What is the magnitude of an earthquake causing a displacement, \(A\), equal to

  • \(\quantity{1.0}{\mu m}\)?

In this case, \(A=A_0\), so \[M_L=\log_{10}1=0 .\]

Charles Richter chose this as the reference because no equipment existed at the time that could detect displacements this small.

Modern seismometers can detect movements smaller than this. How would they appear on the magnitude scale?

  • \(\quantity{1.0}{cm}\)?

\(\quantity{1.0}{cm}=\quantity{10^{-2}}{m}=\quantity{10^{4}}{\mu m}\), so \[M_L=\log_{10}{10^4}=4.0 .\]

This would be described as a minor or light earthquake, easily felt but causing minimal damage.

  • \(\quantity{30}{cm}\)?

\(\quantity{30}{cm}=\quantity{0.3}{m}=\quantity{3\times10^{5}}{\mu m}\), so \[M_L=\log_{10}{(3\times10^5)}\approx5.5 .\]

This would be a moderate earthquake, causing significant damage to poorly constructed buildings.

What was the surface displacement for the following earthquakes? What might that have looked or felt like?
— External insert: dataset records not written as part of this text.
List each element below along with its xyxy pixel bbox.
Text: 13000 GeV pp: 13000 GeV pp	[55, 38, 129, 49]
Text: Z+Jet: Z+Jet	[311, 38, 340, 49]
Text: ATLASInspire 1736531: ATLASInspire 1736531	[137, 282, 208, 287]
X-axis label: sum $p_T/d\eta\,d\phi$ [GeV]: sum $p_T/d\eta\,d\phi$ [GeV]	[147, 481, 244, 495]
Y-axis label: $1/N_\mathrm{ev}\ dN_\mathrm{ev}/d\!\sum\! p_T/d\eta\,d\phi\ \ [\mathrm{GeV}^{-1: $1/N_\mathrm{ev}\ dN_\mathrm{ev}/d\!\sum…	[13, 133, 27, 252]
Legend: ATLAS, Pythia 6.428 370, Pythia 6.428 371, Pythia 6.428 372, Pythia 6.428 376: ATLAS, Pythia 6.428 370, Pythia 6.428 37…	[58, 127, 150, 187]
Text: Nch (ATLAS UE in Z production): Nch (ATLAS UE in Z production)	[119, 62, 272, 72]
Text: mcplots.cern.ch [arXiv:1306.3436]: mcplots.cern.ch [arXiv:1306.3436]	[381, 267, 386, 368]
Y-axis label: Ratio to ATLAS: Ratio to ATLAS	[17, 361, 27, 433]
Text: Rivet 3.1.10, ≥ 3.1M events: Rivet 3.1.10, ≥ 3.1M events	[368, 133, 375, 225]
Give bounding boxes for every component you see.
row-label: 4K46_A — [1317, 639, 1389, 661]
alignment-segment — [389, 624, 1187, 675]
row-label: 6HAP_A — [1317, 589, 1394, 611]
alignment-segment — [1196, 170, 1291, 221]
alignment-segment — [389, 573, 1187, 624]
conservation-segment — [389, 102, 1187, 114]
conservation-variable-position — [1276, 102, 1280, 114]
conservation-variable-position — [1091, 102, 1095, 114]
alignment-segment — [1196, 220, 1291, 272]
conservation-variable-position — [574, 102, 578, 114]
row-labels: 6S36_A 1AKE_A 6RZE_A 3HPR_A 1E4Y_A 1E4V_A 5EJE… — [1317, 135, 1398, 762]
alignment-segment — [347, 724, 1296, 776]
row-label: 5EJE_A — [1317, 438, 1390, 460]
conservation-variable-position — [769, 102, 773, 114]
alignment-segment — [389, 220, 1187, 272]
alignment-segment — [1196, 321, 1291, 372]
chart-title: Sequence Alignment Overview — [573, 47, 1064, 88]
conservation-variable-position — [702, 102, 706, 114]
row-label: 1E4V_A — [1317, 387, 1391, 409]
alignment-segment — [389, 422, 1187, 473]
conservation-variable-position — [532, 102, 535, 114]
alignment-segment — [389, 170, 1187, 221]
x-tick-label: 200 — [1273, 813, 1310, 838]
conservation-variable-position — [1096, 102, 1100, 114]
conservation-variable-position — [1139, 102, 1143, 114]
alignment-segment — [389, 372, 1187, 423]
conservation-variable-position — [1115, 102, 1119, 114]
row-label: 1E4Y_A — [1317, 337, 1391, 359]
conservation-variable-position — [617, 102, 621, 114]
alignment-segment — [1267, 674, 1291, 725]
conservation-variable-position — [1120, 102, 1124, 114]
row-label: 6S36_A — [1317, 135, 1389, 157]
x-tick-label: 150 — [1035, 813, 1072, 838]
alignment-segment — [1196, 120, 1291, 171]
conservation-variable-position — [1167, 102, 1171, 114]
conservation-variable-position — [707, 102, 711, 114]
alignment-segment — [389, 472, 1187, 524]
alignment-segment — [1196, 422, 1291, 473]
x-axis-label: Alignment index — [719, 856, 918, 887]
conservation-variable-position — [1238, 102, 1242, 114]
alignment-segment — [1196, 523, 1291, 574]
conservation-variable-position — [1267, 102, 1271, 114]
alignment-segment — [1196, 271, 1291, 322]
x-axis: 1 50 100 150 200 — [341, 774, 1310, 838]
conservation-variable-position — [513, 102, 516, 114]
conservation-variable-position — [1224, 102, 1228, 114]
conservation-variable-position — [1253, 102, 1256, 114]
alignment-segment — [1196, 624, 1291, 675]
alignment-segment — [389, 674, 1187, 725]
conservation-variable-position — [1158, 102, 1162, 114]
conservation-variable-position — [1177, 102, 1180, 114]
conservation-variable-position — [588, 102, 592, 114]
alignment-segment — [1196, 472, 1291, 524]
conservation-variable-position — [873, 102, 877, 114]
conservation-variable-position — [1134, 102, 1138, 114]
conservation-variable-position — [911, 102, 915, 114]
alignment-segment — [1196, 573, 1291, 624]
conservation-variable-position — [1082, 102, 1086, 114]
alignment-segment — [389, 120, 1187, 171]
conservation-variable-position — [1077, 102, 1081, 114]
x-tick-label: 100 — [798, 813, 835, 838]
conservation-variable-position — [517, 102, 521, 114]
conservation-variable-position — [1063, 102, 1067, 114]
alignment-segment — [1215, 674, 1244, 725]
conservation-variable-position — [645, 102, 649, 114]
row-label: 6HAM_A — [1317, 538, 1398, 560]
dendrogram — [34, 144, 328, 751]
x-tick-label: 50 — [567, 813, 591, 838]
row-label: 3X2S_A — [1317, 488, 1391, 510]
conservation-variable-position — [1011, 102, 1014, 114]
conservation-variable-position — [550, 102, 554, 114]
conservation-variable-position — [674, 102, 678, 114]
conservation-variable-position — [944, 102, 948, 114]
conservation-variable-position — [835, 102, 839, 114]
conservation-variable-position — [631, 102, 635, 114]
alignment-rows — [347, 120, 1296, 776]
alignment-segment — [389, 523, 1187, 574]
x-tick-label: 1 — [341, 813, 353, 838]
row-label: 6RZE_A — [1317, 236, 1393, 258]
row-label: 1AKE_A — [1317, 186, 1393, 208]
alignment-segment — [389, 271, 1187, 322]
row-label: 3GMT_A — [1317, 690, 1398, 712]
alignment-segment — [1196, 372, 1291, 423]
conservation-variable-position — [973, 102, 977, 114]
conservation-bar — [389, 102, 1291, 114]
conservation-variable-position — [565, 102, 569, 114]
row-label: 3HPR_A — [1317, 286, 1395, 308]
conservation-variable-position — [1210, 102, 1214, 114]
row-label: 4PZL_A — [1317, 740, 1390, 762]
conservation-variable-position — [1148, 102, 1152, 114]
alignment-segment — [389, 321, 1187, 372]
  • New Zealand, 2011, \(M_L=6.1\)
To find \(A\) we can rearrange the formula and substitute in the \(M_L\) value. \[\begin{align*} M_L &= \log_{10}\left(\frac{A}{A_0}\right)\\ \frac{A}{A_0} &= 10^{M_L}\\ A &= \quantity{10^{6.1}\times 1.0}{\mu m}\\ &\approx \quantity{1.3}{m} \end{align*}\] If the earth’s surface moved \(\quantity{1.3}{m}\) you would expect it to cause severe damage to buildings, which is what happened in Christchurch in 2011.
  • Lincolnshire, 2008, \(M_L=5.2\)
\[\begin{align*} \frac{A}{A_0} &= 10^{M_L}\\ A &= \quantity{10^{5.2}}{\mu m}\\ &\approx \quantity{16}{cm} \end{align*}\]

This caused minor damage to buildings.

  • Chile, 1960, \(M_L=9.5\)
This was the strongest earthquake ever recorded on earth. \[\begin{align*} A&=\quantity{10^{9.5}}{\mu m}\\ &\approx\quantity{3.2}{km} \end{align*}\]

Do you find this surprising? How realistic do you think it is?

What factors may effect the reliability of this result?